Commercial alpha 1-antitrypsin preparations markedly differ in their potential to inhibit the ATP-induced release of monocytic interleukin-1 beta
Authors: Agne A.; Richter K.; Padberg W.; Janciauskiene S.; Grau V.
Affiliations: Justus Liebig Univ, Dept Gen & Thorac Surg, Lab Expt Surg, Giessen, Germany; Hannover Med Sch, Dept Resp Med, Hannover, Germany; German Ctr Lung Res DZL, Marburg, Germany.

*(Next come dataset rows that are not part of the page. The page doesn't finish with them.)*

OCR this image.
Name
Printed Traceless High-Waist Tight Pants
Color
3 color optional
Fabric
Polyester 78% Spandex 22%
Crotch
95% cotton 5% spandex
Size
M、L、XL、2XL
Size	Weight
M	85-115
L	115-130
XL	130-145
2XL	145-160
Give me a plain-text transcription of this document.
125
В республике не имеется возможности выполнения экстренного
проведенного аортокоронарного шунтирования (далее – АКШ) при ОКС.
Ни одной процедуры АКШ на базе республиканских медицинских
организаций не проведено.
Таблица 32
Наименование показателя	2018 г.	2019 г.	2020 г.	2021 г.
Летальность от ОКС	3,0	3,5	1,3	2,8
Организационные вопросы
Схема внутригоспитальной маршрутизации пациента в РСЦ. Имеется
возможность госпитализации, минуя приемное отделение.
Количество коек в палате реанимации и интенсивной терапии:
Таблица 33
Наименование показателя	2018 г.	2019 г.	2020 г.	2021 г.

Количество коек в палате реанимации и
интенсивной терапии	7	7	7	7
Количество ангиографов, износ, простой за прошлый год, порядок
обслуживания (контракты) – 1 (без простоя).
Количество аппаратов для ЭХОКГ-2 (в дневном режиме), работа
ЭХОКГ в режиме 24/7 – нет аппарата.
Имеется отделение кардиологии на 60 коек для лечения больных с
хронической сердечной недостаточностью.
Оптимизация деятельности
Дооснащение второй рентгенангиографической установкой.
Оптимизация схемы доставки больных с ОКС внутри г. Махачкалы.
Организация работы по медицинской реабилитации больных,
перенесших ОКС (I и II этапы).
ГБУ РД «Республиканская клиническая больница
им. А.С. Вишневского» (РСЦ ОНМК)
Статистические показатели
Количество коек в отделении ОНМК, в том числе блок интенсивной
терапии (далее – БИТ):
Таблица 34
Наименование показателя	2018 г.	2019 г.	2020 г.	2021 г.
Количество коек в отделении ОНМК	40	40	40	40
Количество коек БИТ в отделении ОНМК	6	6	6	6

Publication: Pulmonary Pharmacology & Therapeutics; 2021; 68; June 2021
Abstract: The acute phase protein alpha 1-antitrypsin (AAT) inhibits numerous proteases, specifically neutrophil elastase. Patients with an AAT deficiency due to mutations frequently develop early onset emphysema. The commercial preparations of human plasma AAT are clinically used as biopharmaceuticals to protect the lung tissue of AAT-deficient patients from damage caused by neutrophil elastase. Accordingly, preparations of AAT are validated for their anti-elastase activity. However, several anti-inflammatory effects of AAT were described, some of them being independent from its anti-protease function. We recently demonstrated that AAT isolated from the blood of healthy persons efficiently inhibits the ATP-induced release of interleukin-1 beta by human monocytes. This finding is of therapeutic relevance, because IL-1 beta plays an important role in numerous debilitating and life-threatening inflammatory diseases. As anti-inflammatory functions of AAT are of increasing clinical interest, we compared the potential of two widely used AAT preparations, Prolastin (R) and Respreeza (R), to inhibit the ATP-induced release of IL-1 beta using human monocytic U937 cells. We detected marked functional differences between both medicaments. The AAT preparation Respreeza (R) is less active compared to Prolastin (R) regarding the inhibition of the ATP-induced release of monocytic IL-1 beta. Chemical oxidation of Respreeza (R) restored this anti-inflammatory activity, while destroying its anti-protease function. Our data suggest that the anti-inflammatory potential and the anti-protease function of AAT can be fully uncoupled. In the light of the increasing clinical interest in antiinflammatory functions of AAT, commercial AAT preparations should be carefully reinvestigated and optimized to preserve the dual anti-protease and anti-inflammatory activity of native AAT.